Ese carácter reservado explica, según las mismas fuentes, que el ministro del Interior, Fernando Grande-Marlaska, no tuviera conocimiento previo del contenido del documento, y que ni siquiera la máxima cúpula policial —entre ellos el director general de la Policía, Francisco Pardo Piqueras— fuera informada durante su elaboración.
Contenido central: entrada «planificada» y papel de las fuerzas marroquíes
El informe, cuya copia ha sido entregada a la Audiencia Nacional, sostiene que los indicios descartan la hipótesis de un movimiento espontáneo y apuntan hacia una acción organizada. No obstante, el texto no atribuye de forma directa ni categórica la autoría de la planificación a un Estado concreto.
Entre las conclusiones que apuntalan la hipótesis de una entrada preparada, el documento destaca la simultaneidad de mensajes difundidos en aplicaciones móviles el día de los hechos, lo que, según los redactores, evidencia coordinación entre quienes promovieron el desplazamiento.

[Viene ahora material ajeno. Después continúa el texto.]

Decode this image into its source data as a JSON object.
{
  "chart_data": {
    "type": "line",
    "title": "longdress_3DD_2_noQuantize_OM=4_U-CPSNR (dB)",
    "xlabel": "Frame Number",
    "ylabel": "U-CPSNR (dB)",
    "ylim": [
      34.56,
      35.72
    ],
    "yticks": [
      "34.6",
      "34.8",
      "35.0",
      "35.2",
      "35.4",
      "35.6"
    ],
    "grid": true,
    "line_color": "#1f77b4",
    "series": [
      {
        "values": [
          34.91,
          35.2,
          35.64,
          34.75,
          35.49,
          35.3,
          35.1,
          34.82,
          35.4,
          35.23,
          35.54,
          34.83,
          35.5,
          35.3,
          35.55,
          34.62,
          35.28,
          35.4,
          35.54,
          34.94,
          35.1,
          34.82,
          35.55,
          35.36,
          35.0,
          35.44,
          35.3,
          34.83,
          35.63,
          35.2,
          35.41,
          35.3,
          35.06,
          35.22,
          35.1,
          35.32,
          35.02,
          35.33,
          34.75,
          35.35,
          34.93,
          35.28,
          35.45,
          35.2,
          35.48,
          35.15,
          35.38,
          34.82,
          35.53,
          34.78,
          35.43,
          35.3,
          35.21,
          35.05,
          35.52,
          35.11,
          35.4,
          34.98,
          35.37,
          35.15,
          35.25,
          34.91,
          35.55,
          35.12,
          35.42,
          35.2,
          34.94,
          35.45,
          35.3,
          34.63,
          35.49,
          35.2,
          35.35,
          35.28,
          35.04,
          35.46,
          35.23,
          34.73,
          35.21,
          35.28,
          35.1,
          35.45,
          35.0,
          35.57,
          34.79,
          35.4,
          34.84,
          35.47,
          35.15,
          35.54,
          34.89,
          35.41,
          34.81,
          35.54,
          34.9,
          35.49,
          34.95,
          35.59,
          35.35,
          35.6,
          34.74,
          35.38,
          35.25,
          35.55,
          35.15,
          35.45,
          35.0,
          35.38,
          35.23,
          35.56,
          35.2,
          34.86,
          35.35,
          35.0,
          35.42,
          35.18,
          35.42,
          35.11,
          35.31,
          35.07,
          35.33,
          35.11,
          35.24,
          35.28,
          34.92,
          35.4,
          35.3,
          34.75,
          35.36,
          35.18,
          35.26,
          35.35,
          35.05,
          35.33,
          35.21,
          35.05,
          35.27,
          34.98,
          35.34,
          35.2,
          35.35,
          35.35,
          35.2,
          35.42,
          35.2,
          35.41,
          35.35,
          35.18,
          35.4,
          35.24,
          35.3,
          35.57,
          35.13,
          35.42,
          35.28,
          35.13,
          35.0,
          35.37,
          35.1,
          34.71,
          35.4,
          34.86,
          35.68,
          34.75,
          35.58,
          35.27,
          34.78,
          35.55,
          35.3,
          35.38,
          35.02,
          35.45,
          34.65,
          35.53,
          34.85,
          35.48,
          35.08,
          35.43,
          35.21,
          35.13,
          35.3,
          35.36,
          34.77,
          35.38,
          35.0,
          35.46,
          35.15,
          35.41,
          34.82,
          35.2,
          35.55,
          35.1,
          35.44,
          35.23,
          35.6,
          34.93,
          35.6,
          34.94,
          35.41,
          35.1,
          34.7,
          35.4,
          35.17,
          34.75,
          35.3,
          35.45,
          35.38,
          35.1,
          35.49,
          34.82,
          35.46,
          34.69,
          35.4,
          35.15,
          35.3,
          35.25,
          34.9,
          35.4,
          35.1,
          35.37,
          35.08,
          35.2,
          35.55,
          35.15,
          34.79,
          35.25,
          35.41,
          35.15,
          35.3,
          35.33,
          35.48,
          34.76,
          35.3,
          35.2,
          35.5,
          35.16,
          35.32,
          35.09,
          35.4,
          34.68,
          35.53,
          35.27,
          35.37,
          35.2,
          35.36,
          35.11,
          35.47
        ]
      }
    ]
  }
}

«Han abierto la puerta esta mañana»
Además, el informe subraya la existencia de una permisividad en la actuación de las fuerzas de seguridad marroquíes y concluye que, en algunos episodios, agentes de Marruecos participaron en la entrada masiva, «guiando el cruce a través del agua», sin que el documento atribuya explícitamente a Marruecos la planificación o ejecución íntegra de la crisis migratoria.
Preguntas abiertas y posibles consecuencias
El informe reaviva interrogantes sobre coordinación bilateral en materia de fronteras, control policial y responsabilidades políticas. Entre las cuestiones que quedan pendientes destacan:
- Si existen pruebas que permitan determinar autores concretos o grupos organizados detrás de la maniobra.
- Cómo afectará el contenido del informe a la investigación judicial abierta y a las decisiones operativas en la frontera.
- La evaluación política de la actuación policial y de los protocolos con Marruecos.
Fuentes judiciales señalan que el informe, al ser remitido a la Audiencia Nacional, formará parte de las diligencias y podrá dar pie a nuevas actuaciones investigadoras, citaciones o peticiones de colaboración internacional si los juzgados lo consideran necesario.
| Fecha | Acción |
|---|---|
| 30–31 de julio | Llegada masiva de inmigrantes a Ceuta |
| Antes de septiembre | Apertura de diligencias por la magistrada María Tardón |
| Remisión posterior | Entrega del informe de la Comisaría General a la Audiencia Nacional |
Contexto político
El informe se produce en un clima político sensible por los flujos migratorios hacia las ciudades autónomas y por la intensidad mediática que generó el episodio de finales de julio. Su carácter reservado y la decisión de no elevarlo a determinados responsables policiales han provocado ya debates sobre la transparencia institucional y la coordinación entre la judicatura, la Policía y el Gobierno.
Aunque el documento no carga directamente contra un actor estatal concreto, sí plantea una fotografía de los hechos en la que la cooperación —o la falta de capacidad de contención— de las fuerzas marroquíes tiene un papel relevante. Esa constatación puede condicionar las relaciones bilaterales y las negociaciones sobre control fronterizo, devoluciones y cooperación en materia migratoria.
Las autoridades deberán ahora decidir los pasos procesales y administrativos a seguir a partir de las conclusiones del informe, cuya exposición ante la Audiencia Nacional marcará los siguientes movimientos en la investigación y en el debate público.